Tragically, Africa, India, and East Asia become the victim of such ambiguous curation. They are the lands with whom Liverpool has traded (and exploited, believe me or not) most extensively in history. Exoticism and Orientalism are also introduced in an unqualified manner – items of foreign interest are put on display for the sake of an eye-opening “Wow!” from our contemporary visitors. Such imperialist gaze, full of condescending curiosity, is cast within the intellectual world of the 21st century where, I naively presumed, no hegemonic ideologies would roam around unrestrainly! Right in front of me, fathers started educating their children who were running around and marveling at those exhibits of curiosities. “Do you know that this wonderfully made but quite scary mask came from some coastal country in west Africa?” “Darling India and southeast Asia were quite famous for their herbs.” Whatever those kids learned, their knowledge was inevitably framed by hegemonic ideologies put forth in the introductory remarks of this exhibition. They’d remember that all wonderful things brought to this museum from all over the world are backgrounded by Liverpool’s imperialist past. Those imperialists brought home what seemed strangely fascinating to the Britons, Furthermore, patriotism, religion and racism justified not only the existence of the British Empire, but also such display of their “imperliast robberies.” Museums, as places of public education, are exactly places where such ideologies would quietly ground in people’s hearts. To my greatest fear, local visitors would learn that the Empire has graciously made this education possible. I fear that they feel proudly justified to boast their gilded imperialist past which, in fact, complicates their historical identity to a degree that they would never realize.

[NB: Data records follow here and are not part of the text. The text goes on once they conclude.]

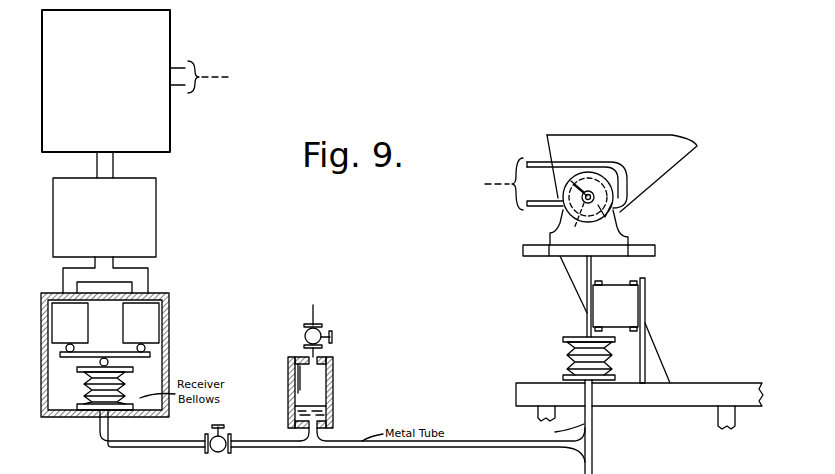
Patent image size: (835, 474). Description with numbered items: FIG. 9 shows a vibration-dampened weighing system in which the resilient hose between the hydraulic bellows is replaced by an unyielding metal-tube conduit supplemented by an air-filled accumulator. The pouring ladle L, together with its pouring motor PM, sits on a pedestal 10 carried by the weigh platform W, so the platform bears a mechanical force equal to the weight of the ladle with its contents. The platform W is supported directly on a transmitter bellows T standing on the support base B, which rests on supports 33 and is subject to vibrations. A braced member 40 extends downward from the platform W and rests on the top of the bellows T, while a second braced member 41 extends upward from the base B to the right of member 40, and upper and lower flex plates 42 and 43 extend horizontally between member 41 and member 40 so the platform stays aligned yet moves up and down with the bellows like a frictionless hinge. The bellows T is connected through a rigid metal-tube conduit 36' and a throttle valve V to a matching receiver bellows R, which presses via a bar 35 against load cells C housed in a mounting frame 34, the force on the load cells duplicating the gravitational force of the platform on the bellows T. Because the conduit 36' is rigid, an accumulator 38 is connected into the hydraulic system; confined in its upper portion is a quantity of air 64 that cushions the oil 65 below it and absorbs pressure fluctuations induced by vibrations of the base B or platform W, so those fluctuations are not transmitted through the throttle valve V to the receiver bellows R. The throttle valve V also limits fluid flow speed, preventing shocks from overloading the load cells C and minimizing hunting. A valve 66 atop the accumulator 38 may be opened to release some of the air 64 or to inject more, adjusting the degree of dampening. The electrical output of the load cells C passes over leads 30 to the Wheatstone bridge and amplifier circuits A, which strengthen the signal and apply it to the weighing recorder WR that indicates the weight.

The pedestal 10 is at (589, 208).
The electrical leads 30 is at (110, 266).
The base supports 33 is at (538, 417).
The mounting frame 34 is at (42, 369).
The bar 35 is at (133, 357).
The rigid metal-tube conduit 36' is at (527, 427).
The air filled accumulator 38 is at (290, 382).
The braced member 40 is at (587, 282).
The second braced member 41 is at (645, 300).
The upper flex plate 42 is at (626, 283).
The lower flex plate 43 is at (618, 331).
The air or other gas 64 is at (318, 385).
The oil or other fluid 65 is at (323, 419).
The valve 66 is at (305, 331).
The Wheatstone bridge and amplifier circuits A is at (53, 217).
The support base B is at (516, 392).
The load cells C is at (123, 333).
The receiver bellows R is at (86, 388).
The transmitter bellows T is at (565, 366).
The throttle valve V is at (222, 432).
The weigh platform W is at (523, 250).
The pouring motor PM is at (556, 184).
The pouring ladle L is at (622, 162).
The weighing recorder WR is at (137, 81).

What does being global mean anyway? For Liverpool, this exhibition affirms that it was the Empire that bestowed this beautiful town upon Mersey its global influence. But is it global, or is it hegemonic? Are there other ways to cope with such an out-reaching idea without suggesting an imperialist message? And wait, it seemed so far that I was vexed by this explicit and unqualified justification of the British Empire, but what if the curators do not find any problems with it? What if, as the curators might suggest, the identity of Liverpool is inevitably tied with this kind of imperialist past? If such is the case, ought I to at least try to understand?
But eventually, I settled my heart. No matter what, this imperialist conception of globalism and a global identity seems dangerous for a city as multifaceted as Liverpool to boast. However, there is quite little problem with a city having a controversial history – we all have some “dirty laundries” that we wish to hide or come up with a rationalized excuse for. And no, they are not even “dirty laundries” – historical events rely on how people interpret them and endow them with meanings. But if we learn nothing else from history, we should remember that the ways in which we reflect on and exhibit our history will fundamentally shape who we are as people of the present. In this way, the curation of “Global City” at the Museum of Liverpool poses a perilous threat to building a civic identity of Liverpool that fits into a global and intercultural vision of world history.
28-6-18 drafted in Beijing, China
10-7-18 revised and published in Beijing, China
Cover image: Museum of Liverpool at dusk.